Yahoo! Inc. (NASDAQ:YHOO)Yahoo! Inc. (NASDAQ:YHOO) plans to use services such as AdSense and AdMob from its main rival, Google Inc (NASDAQ:GOOG), to increase sales from the content on its pages. The company has signed a non-exclusive agreement with Google for contextual advertisements. According to Sara Gorman, a spokeswoman of Yahoo!, the ads would appear on the company’s website for sports, finance, autos and news. The agreement comprises of the company’s own sites and certain co-branded web properties. The clients of the company’s sites won’t notice any major difference in the ads.

Marissa Mayer, the Chief Executive Officer of Yahoo!, said that the company plans to increase advertising impressions on more than a dozen of its top sites. The agreement would allow the company to increase its revenue from these pages. Managing Director at RBC Capital Markets Mark Mahaney said, “I assume they wouldn’t be doing this is if they didn’t think they can better monetize their traffic. There should be a near-term positive.” He rated the company’s shares at outperform. The company also said that by adding Google to its list of contextual ads partners it can match its customers with ads that are more meaningful.

According to EMarketer estimates, Google would continue to maintain its top position in the $17.7 billion U.S. market for displaying ads, with 18% market share, while Facebook Inc (NASDAQ:FB) captures 15% share, and Yahoo!’s market share has declined to 8%.
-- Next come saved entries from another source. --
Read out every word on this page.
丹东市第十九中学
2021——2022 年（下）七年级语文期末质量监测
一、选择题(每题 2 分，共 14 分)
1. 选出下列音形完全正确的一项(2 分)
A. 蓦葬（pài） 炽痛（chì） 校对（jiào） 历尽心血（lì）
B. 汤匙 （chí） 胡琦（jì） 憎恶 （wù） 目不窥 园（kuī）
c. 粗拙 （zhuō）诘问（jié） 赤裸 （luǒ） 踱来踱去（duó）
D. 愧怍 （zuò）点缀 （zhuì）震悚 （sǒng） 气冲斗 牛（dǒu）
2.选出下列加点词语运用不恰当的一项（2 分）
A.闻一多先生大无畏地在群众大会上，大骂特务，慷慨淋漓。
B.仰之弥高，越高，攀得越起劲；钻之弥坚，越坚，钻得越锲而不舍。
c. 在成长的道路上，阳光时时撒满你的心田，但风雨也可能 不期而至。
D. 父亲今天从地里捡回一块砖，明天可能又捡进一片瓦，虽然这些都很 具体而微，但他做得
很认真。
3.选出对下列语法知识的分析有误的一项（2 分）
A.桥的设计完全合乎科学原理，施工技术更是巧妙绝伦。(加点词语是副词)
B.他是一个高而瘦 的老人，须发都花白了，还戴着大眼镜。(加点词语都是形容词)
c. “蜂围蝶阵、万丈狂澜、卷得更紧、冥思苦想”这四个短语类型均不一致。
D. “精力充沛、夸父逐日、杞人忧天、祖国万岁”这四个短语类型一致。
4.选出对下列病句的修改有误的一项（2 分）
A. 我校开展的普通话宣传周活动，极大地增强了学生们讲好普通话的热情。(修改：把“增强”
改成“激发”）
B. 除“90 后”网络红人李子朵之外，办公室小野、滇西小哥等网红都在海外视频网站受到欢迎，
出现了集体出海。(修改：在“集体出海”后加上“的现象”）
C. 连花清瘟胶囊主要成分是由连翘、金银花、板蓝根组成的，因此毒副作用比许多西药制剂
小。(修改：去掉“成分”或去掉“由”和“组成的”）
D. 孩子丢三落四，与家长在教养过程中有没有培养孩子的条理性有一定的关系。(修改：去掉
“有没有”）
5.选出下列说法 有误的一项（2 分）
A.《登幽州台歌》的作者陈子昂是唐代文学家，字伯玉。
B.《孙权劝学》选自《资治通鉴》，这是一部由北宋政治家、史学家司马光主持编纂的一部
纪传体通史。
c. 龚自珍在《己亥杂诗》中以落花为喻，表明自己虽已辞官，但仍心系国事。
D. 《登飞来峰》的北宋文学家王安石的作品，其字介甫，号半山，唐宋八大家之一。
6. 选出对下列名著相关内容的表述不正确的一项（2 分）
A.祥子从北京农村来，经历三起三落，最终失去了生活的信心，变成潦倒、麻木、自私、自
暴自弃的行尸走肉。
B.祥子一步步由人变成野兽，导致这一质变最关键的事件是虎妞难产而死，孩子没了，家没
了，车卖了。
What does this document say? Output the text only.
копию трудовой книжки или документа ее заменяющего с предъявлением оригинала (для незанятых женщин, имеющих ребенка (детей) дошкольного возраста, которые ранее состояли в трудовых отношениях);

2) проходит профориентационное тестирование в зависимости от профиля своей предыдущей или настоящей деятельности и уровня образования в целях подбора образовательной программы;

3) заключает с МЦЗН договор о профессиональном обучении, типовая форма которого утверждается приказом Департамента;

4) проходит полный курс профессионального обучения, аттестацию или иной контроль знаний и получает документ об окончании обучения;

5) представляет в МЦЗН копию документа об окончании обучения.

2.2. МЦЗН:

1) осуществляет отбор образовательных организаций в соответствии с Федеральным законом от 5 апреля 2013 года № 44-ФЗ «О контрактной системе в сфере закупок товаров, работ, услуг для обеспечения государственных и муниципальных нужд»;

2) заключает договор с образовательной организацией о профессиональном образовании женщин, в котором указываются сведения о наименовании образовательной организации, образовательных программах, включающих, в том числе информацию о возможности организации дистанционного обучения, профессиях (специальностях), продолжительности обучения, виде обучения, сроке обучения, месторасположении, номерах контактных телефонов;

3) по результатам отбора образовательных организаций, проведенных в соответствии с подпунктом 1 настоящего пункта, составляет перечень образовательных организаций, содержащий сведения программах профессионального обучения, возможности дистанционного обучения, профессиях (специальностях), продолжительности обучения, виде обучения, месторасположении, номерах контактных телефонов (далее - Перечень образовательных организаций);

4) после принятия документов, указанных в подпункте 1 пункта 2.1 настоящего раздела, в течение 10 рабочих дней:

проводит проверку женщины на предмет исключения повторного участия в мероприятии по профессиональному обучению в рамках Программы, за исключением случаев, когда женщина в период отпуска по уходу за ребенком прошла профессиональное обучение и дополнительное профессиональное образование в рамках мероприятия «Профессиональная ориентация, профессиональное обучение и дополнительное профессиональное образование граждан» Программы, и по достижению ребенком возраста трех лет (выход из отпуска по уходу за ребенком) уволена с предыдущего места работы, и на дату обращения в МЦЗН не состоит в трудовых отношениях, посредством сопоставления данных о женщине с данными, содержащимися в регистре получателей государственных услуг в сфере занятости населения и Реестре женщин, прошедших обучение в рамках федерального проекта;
Ms. Mayer also said that she plans to work with large companies such as Apple Inc. (NASDAQ:AAPL) and Facebook. She said, “We are able to work with some of these players, who have a lot of strength, to really bolster our user experiences that we offer on the Yahoo! site.”

Mayer plans to consolidate the company’s offerings to a dozen core categories. They include mail, search, weather and other “daily habits.” According to Mayer, the content is important, but her main aim is to increase user’s attraction to the content. She said, “Our biggest business problem is impressions, can we get growth happening there. The way in a consumer business to grow revenue is grow usage or prices. We’re growing prices, we need to grow usage.” She believes that impressions come with traffic and it is the company’s content that is going to increase traffic.

Microsoft will operate a U.S. advertising campaign influencing clients to drop Google’s Gmail for its own online email services, increasing its rivalry for internet users. Television, print and online spots will commence featuring of the word “Scroogled!” in the colors of logo of Google, criticizing the operator for scanning the text of email messages to tailor ads to users. In July 2012, Microsoft unveiled Outlook.com to slowly replace its free online email service Hotmail. According to ComScore’s November data, Hotmail has less than half as many users as compared to other online email services Gmail and Yahoo!. Microsoft’s Bing, a search engine that competes with Google, is also trying to increase its customer base in the U.S. by winning over Google users.

According to Chris Gaither, a spokesman for Google, “Advertising keeps Google and many of the websites and services Google offers free of charge. We work hard to make sure that ads are safe, unobtrusive and relevant.”